As a debut album, has the process been how you envisioned the making of a record to be? Obviously you said how covid effected some of the process and opened your mind to how people creatively adjust but, overall, did anything surprise you along the way?
Allie Crow Buckley: It was how I imagined to make one! Because I personally love recording with a full band on the floor, it’s always what I wanted to do, and we were able to do that. It felt very special in that way. And because half the record was record before, it holds a different energy. But overall it was wonderful, just as it should be. It was exactly how it should be because that’s what was happening in the moment.
I feel like I ask everyone this at the moment but, with it being difficult to plan ahead these days, do you have anything you hope to do following the release?
Allie Crow Buckley: I’m really excited about some of the visual things that we have in the works. But of course touring’s not really going to come for a while but it’s been wonderful that people have been adapting in that way, doing more streaming or spending more time on visuals. So we’ll see how this year unfolds but I look forward to creating much more because it makes you be more creative. It’s a totally new landscape. So adapting to things like that is really wonderful, in its own way.
Are there any songs on the album that are particularly special for you, that maybe hold the most memories sonically and lyrically? Because you said the record captures what you experienced on your travels.

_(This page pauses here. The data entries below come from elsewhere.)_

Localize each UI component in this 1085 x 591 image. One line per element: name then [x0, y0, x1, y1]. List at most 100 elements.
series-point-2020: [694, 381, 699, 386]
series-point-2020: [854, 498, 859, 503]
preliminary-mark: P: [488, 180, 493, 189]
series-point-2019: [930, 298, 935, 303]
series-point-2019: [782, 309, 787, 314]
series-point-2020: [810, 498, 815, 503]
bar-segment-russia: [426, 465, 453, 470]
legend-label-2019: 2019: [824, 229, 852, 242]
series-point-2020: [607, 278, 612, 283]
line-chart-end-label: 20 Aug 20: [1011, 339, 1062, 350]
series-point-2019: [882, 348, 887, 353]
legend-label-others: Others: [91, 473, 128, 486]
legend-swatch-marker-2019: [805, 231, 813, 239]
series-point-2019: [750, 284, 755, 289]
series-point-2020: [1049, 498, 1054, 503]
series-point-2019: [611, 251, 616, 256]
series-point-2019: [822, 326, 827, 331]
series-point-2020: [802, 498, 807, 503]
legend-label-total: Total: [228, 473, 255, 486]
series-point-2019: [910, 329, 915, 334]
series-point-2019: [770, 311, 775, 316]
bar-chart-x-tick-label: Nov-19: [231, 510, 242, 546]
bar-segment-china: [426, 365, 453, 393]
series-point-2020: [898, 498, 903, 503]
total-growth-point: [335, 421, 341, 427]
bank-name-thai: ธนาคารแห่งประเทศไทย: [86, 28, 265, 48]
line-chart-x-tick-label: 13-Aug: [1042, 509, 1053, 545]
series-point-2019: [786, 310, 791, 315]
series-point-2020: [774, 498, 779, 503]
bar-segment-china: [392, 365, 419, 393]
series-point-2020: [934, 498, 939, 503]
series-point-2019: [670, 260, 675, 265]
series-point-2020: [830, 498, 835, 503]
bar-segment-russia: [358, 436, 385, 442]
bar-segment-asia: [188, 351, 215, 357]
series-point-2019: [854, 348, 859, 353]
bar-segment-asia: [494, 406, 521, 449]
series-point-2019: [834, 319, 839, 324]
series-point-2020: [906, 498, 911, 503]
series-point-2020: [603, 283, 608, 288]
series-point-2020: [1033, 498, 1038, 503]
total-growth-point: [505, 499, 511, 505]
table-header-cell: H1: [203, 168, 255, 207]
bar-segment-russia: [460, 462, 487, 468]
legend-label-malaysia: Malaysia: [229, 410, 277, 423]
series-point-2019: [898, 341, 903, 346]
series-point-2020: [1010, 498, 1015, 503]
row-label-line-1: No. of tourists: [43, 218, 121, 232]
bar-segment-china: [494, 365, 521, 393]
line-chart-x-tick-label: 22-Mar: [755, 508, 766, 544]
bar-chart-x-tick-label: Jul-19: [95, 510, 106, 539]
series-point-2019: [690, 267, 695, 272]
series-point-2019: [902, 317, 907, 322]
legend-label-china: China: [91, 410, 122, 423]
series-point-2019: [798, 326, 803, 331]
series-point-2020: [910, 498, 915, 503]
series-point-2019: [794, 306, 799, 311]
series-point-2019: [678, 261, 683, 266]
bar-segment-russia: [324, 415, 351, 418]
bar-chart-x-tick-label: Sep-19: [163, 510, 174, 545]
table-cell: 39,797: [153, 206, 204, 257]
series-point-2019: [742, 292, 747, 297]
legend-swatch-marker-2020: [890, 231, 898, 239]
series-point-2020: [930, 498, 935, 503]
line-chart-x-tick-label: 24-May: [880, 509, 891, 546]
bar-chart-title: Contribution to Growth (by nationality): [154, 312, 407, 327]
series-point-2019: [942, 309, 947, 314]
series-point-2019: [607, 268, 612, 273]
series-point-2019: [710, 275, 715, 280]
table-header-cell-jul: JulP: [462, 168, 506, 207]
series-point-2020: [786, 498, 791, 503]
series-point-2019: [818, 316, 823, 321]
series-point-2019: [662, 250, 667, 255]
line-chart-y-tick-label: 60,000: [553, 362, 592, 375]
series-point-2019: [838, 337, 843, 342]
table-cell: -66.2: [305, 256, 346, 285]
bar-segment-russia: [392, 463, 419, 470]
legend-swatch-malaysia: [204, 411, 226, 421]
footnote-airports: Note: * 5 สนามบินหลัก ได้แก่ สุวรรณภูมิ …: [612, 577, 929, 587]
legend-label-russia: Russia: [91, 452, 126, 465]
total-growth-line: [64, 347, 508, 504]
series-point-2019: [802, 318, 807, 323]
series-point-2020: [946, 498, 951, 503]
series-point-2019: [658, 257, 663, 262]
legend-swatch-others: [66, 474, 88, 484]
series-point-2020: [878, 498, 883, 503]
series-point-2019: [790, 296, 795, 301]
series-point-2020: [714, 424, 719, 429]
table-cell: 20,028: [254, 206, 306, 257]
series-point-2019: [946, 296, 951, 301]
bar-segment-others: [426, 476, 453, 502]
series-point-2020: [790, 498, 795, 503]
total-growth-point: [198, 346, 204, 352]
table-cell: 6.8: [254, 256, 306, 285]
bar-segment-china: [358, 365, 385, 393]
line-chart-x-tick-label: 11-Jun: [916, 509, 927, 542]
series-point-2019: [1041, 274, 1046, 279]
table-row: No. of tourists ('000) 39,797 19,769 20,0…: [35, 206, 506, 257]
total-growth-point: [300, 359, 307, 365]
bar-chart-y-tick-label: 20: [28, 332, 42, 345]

Allie Crow Buckley: I think my favorite song on the record is “Under the Sun.” I wrote it where I’m standing right now, in my garden. That one began as a poem and it was really fun to see how that one got turned out in the day. Then the guitar was recorded on my couch afterwards. Dylan came over for a glass of wine and we decided to add some guitar.
Finally, as a debut album, it’s like the complete introduction to you and your visions. What do you hope that listeners take away from this? Is there a particular way that you would like your music to be regarded or a particular mood you would like listeners to feel?
Allie Crow Buckley: I suppose, like I said earlier, I hope they’ll be able to enter a world for a while and to get lost in it and go on this journey. I guess that would be my only hope for the record. That’s what I personally love as a listener, putting on a record and being transported to a world.